A 12-week oral regimen of sofosbuvir (Sovaldi) plus simeprevir (Olysio) without pegylated interferon or ribavirin led to sustained virological response in 93% of genotype 1 hepatitis C patients with either absent to moderate liver fibrosis or with advanced fibrosis or cirrhosis, according to data from the COSMOS trial presented last week at the 49th EASL International Liver Congress in London.

Researchers are still learning about predictors of response to direct-acting antivirals for hepatitis C, but some of the traditional factors that predicted good response to interferon-based therapy no longer play a major role and some may become unimportant.

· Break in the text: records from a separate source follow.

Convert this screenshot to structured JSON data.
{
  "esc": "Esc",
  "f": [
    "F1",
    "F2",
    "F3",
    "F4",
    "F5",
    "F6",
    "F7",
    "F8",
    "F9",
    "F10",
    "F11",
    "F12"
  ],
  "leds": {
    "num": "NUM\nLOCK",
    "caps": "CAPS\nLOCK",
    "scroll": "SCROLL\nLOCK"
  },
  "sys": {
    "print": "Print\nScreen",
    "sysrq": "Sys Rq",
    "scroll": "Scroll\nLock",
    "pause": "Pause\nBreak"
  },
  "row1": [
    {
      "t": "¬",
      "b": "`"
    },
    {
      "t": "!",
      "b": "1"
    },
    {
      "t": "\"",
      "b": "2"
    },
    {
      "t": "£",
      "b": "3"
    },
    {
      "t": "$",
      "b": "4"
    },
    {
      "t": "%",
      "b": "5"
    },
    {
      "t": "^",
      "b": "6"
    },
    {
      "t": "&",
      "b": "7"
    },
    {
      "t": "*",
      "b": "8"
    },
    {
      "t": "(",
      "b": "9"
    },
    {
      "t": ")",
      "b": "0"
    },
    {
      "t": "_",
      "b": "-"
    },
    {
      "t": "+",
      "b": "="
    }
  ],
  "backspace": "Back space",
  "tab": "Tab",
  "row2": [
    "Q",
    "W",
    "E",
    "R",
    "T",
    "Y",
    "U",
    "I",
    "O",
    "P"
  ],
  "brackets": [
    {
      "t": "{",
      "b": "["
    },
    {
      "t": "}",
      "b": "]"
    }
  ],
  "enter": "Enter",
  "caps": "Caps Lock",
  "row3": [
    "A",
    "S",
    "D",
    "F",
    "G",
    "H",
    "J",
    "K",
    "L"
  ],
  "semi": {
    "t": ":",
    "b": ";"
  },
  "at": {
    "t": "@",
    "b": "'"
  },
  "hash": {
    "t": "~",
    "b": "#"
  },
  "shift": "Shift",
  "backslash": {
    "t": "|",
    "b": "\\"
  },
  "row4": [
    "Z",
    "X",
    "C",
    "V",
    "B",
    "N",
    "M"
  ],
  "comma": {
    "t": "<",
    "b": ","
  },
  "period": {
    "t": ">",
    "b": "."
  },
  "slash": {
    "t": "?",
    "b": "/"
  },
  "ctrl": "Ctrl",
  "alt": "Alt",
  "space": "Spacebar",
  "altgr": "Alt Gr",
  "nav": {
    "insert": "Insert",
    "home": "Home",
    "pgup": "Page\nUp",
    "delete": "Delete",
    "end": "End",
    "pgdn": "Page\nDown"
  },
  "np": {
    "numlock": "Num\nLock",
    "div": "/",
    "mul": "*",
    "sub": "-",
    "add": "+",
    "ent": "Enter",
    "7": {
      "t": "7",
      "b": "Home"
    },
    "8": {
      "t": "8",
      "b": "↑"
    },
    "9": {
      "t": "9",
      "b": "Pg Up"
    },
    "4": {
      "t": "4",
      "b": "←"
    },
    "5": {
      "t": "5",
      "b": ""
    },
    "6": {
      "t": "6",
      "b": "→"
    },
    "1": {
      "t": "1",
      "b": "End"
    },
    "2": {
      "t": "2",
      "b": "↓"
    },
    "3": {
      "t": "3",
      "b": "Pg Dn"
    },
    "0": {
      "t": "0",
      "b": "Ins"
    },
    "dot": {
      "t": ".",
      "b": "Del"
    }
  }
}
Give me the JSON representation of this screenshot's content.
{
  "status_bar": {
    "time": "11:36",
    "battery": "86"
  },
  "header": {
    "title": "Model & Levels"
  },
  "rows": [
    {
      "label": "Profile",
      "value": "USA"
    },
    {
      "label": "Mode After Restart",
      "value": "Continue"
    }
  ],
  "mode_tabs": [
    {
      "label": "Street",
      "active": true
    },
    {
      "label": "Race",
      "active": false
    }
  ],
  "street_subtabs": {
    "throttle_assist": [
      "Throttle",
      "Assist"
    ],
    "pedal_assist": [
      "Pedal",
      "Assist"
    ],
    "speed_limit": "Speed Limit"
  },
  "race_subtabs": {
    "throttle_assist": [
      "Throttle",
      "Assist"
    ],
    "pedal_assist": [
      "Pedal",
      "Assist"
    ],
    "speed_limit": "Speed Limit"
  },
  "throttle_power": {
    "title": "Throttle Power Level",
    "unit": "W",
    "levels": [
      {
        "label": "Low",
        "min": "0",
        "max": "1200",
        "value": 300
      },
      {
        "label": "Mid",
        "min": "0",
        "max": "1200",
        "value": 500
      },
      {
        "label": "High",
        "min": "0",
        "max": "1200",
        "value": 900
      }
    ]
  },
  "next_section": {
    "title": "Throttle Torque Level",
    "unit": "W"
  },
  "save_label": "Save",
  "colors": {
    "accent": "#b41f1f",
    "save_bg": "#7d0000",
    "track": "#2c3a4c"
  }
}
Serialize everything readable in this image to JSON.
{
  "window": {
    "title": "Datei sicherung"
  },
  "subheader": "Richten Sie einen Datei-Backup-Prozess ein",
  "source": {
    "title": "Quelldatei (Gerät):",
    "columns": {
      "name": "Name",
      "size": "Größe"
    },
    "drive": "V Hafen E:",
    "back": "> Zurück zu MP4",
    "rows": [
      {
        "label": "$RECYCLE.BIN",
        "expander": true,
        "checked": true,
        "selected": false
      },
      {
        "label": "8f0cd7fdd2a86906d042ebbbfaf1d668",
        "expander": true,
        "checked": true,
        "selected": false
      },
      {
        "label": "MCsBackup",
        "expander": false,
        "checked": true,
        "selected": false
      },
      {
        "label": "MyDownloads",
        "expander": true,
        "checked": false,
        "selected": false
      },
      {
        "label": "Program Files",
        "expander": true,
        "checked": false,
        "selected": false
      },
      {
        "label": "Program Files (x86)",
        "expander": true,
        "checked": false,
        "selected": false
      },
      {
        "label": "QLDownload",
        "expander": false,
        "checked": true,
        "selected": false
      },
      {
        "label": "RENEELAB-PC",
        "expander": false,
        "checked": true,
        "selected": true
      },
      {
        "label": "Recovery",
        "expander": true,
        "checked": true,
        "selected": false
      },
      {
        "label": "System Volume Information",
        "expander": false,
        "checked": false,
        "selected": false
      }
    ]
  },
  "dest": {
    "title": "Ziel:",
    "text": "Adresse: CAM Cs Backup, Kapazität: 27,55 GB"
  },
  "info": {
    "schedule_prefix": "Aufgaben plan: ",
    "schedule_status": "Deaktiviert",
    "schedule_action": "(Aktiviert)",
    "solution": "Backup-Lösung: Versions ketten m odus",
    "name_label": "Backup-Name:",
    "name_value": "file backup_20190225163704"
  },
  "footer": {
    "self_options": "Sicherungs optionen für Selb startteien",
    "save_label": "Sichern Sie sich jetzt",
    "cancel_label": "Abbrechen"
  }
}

The Phase 2 COSMOS trial enrolled 2 cohorts of genotype 1 chronic hepatitis C patients traditionally considered hard to treat. Cohort 1 included 80 prior null responders -- people who saw little or no drop in HCV RNA with previous interferon-based therapy -- who had absent to moderate fibrosis. Cohort 2 included 87 previously untreated patients and prior null responders with advanced fibrosis or compensated cirrhosis.

In this open-label study participants were randomly assigned to receive sofosbuvir (150 mg once-daily) plus simeprevir (400 mg once-daily), taken either with or without weight-based ribavirin, for either 12 or 24 weeks.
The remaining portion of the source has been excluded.